Friday, January 27, 2012

Music and Art: A Great Relationship

I like to listen to music when I paint and I think the tone of the music I’m listening to has an effect n the painting I’m working on. When I attend a group painting session I try to listen to fast, upbeat music. I particularly favor Third Day, Pink Floyd and Journey. The pace of the music seems to speed up my own painting and I am almost always able to complete the piece in two hours or so. Because the model only poses for a couple hours this works out great for me.

If I’m involved in a more complicated piece that requires thinking and planning I tend to listen to music that is calming and less likely to reach a fever pitch: usually classical piano concertos. The music stays in the background and my thoughts stay focused on what I’m painting. 

When I’m working on still life I can listen to pretty much anything because this is the easiest type of painting. The subject is in front of you, the composition has been worked out by the arrangement of objects and I have the freedom to just paint and interpret on the fly. It’s one of the more enjoyable things to paint for me and I love to listen to singers like Adele and Carrie Underwood when I do these pieces.  The rising crescendos and surprising turns in these ladies’ voices really help me think of ways to make my painting more interesting. Music is similar to painting in many ways. If the song is a lullaby with no tonal differences and a very calming melody it puts us to sleep. If a painting has all soft edges and little value changes it presents us with a calming vision. That’s not all bad and some paintings are intentionally done in this manner.
But I don’t paint that way. I like to have variety in strokes, in color, and in flow. I find excitement in texture and randomness. I enjoy the way a turquoise note plays against a backdrop of orange. Even the words we use for painting can be interchanged with those used in music. Notes and harmony are just two examples I can think of at the moment but I’m sure there are more.

Working with photos is a challenge but also fun if you approach it the right way. I think you need to work from life for at least five years before you can trust and interpret accurately what you see in photos but after that you probably have learned enough to enjoy it. Photographs can’t accurately create what we see with the eye because they sacrifice the values in the darkness in order to include those in the light—or vice versa. The human eye can see many more gradations, although that doesn’t mean we WANT to. Sometimes the simplest painting has two or three values and it is a winner.
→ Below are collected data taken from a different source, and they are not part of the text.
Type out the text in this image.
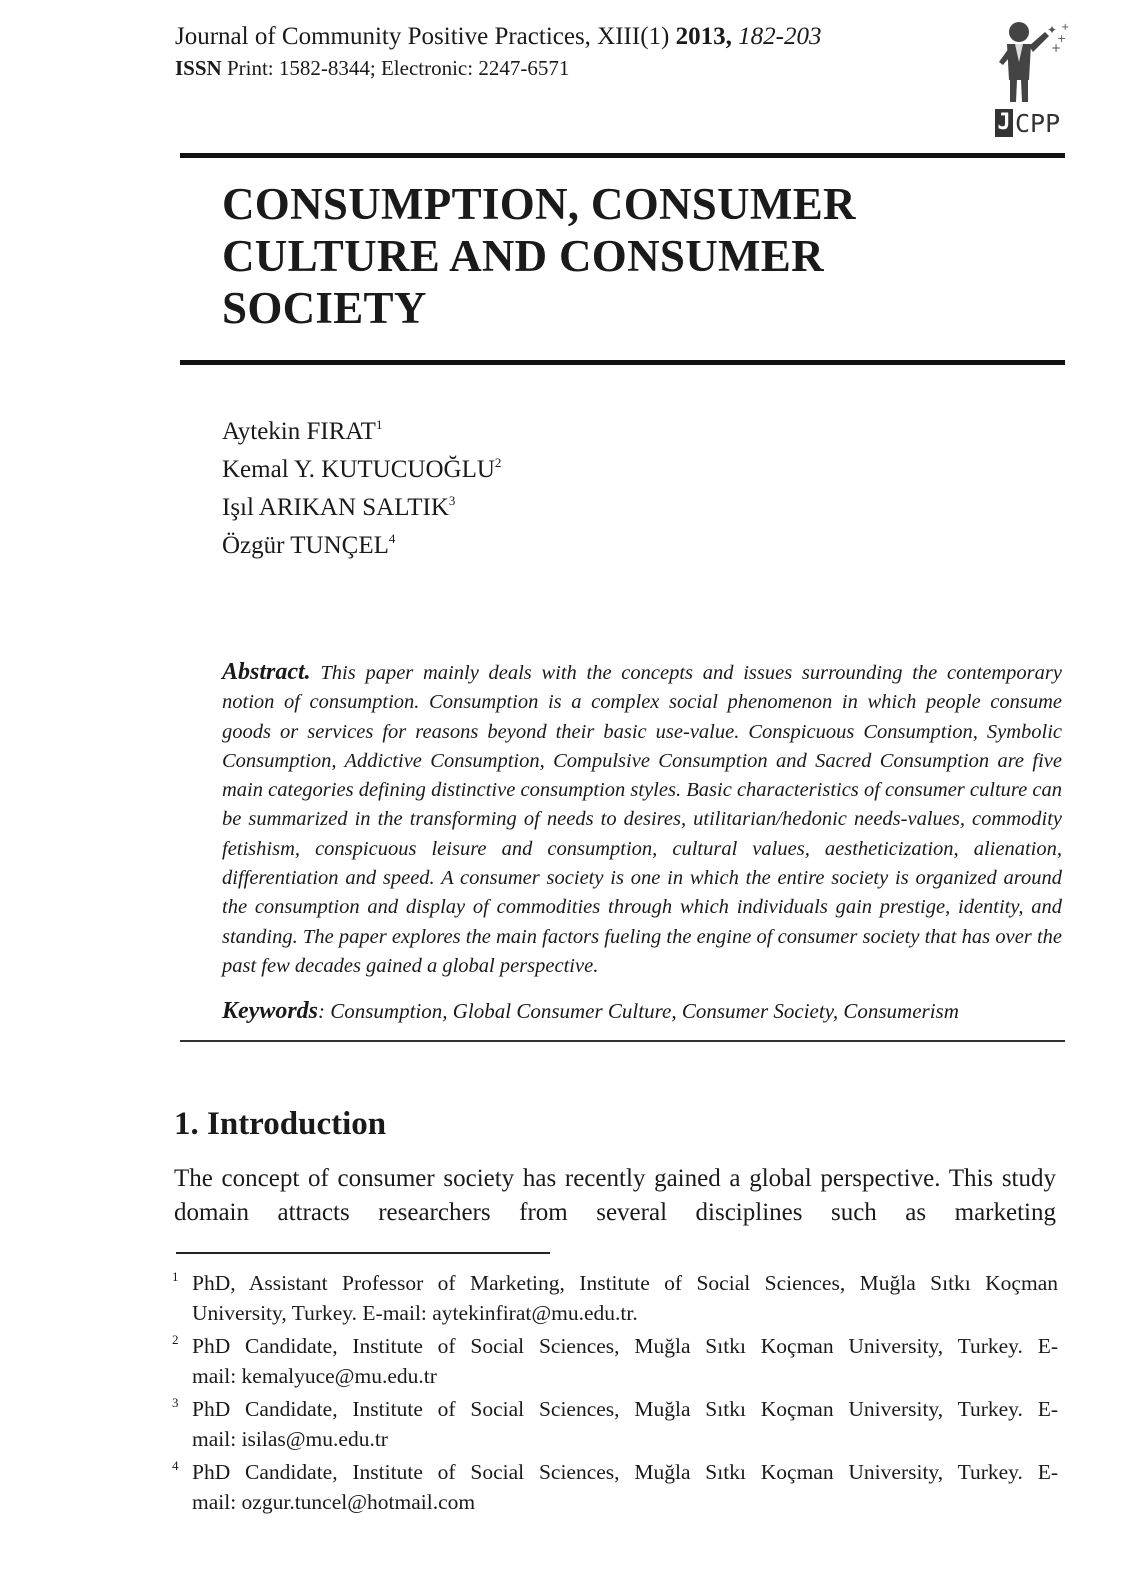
Journal of Community Positive Practices, XIII(1) 2013, 182-203
ISSN Print: 1582-8344; Electronic: 2247-6571
✦
+
+
+
J CPP
CONSUMPTION, CONSUMER
CULTURE AND CONSUMER
SOCIETY
Aytekin FIRAT$^1$
Kemal Y. KUTUCUOĞLU$^2$
Işıl ARIKAN SALTIK$^3$
Özgür TUNÇEL$^4$

Abstract. This paper mainly deals with the concepts and issues surrounding the contemporary notion of consumption. Consumption is a complex social phenomenon in which people consume goods or services for reasons beyond their basic use-value. Conspicuous Consumption, Symbolic Consumption, Addictive Consumption, Compulsive Consumption and Sacred Consumption are five main categories defining distinctive consumption styles. Basic characteristics of consumer culture can be summarized in the transforming of needs to desires, utilitarian/hedonic needs-values, commodity fetishism, conspicuous leisure and consumption, cultural values, aestheticization, alienation, differentiation and speed. A consumer society is one in which the entire society is organized around the consumption and display of commodities through which individuals gain prestige, identity, and standing. The paper explores the main factors fueling the engine of consumer society that has over the past few decades gained a global perspective.

Keywords: Consumption, Global Consumer Culture, Consumer Society, Consumerism
1. Introduction

The concept of consumer society has recently gained a global perspective. This study domain attracts researchers from several disciplines such as marketing

1 PhD, Assistant Professor of Marketing, Institute of Social Sciences, Muğla Sıtkı Koçman
University, Turkey. E-mail: aytekinfirat@mu.edu.tr.
2 PhD Candidate, Institute of Social Sciences, Muğla Sıtkı Koçman University, Turkey. E-
mail: kemalyuce@mu.edu.tr
3 PhD Candidate, Institute of Social Sciences, Muğla Sıtkı Koçman University, Turkey. E-
mail: isilas@mu.edu.tr
4 PhD Candidate, Institute of Social Sciences, Muğla Sıtkı Koçman University, Turkey. E-
mail: ozgur.tuncel@hotmail.com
I always prefer painting form life but this isn’t always possible so I tend to fall back on my supply of photographs.   I never try to create a physical copy of a photo when I paint. There would not be much point to it…we already have the photograph! Instead I use the photo as starting point and think about what kind of painting I can make. Sometimes this process requires years. I had the photograph I used for this painting stored in my computer files for over a year, in my “REFERENCES” folder. I took the photo in 2010 when I met a beautiful 50ish belly dancer who was willing to pose for a photo shoot. I met her though a mutual friend when we stayed at her home because we had a paint out to attend in the area. She turned out to be a very neat lady who is a physician by day and an accomplished belly dancer in the evenings. Who would have thought?

For this painting I decided to do a few studies. This is an 11” x 14” oil painting that I did to work out the colors for a larger piece. She tried on two costumes for us so I may do another small study to see if that costume works better. Or I may include two dancers! I don’t know—this is the process I go through as I create something. I like to leave my options open.

Now I will critique my painting-- just one more thing a solitary artist working in her own studio needs to become proficient at. The painting has areas of rest and unrest. It has notes of bright color and notes of quiet. There is texture and there is smoothness. The study is a finished painting in its own right but it will (hopefully lead to a larger, even more interesting piece.) There are many things I like about it-- the "S" curve of the dancer's pose, which I intentionally emphasized, the vibrant colors and especially the teal (my favorite color). The palette knife squigglies. :)  Other areas need more work if they are to translate well into a larger piece, but overall the painting does a nice job of creating a mysterious mood for the dancer and we wonder how that tiny little woman can possibly hold that big sword so easily. (She actually did!)